In my mind, I think SFNC is going to be one of the last banks to get back to pre-COVID valuation levels simply due to skepticism of the credit profile. While the credit profile was of little concern for SFNC in the last recession, the bank has done nine bank deals in the last 10 years.
This growth strategy has shown positive effects for SFNC’s overall profitability, as banks were added overlapping costs were extracted.
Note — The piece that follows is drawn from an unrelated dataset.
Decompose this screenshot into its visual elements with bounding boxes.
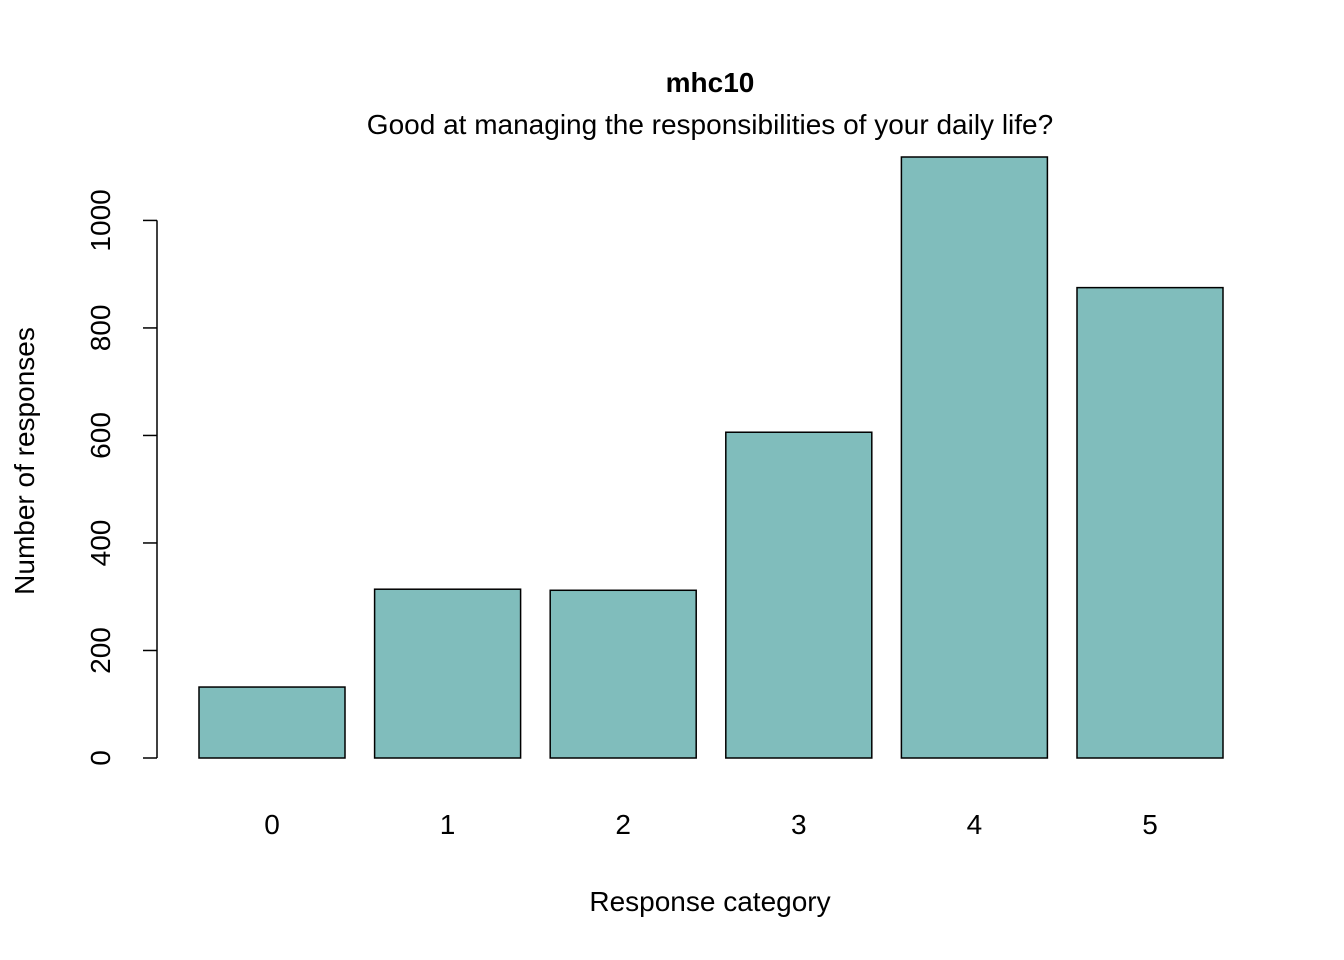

However, now that very same strategy is being called into question in terms of credit review. Even if SFNC reports a solid third quarter, I’m not so sure the bank is going to be rewarded like peers otherwise would have been. I think it will take multiple quarters of positive credit news before SFNC once again trades to pre-recession levels.
Source: SEC Filings and Author’s Estimates
Disclosure: I/we have no positions in any stocks mentioned, and no plans to initiate any positions within the next 72 hours. I wrote this article myself, and it expresses my own opinions. I am not receiving compensation for it (other than from Seeking Alpha). I have no business relationship with any company whose stock is mentioned in this article.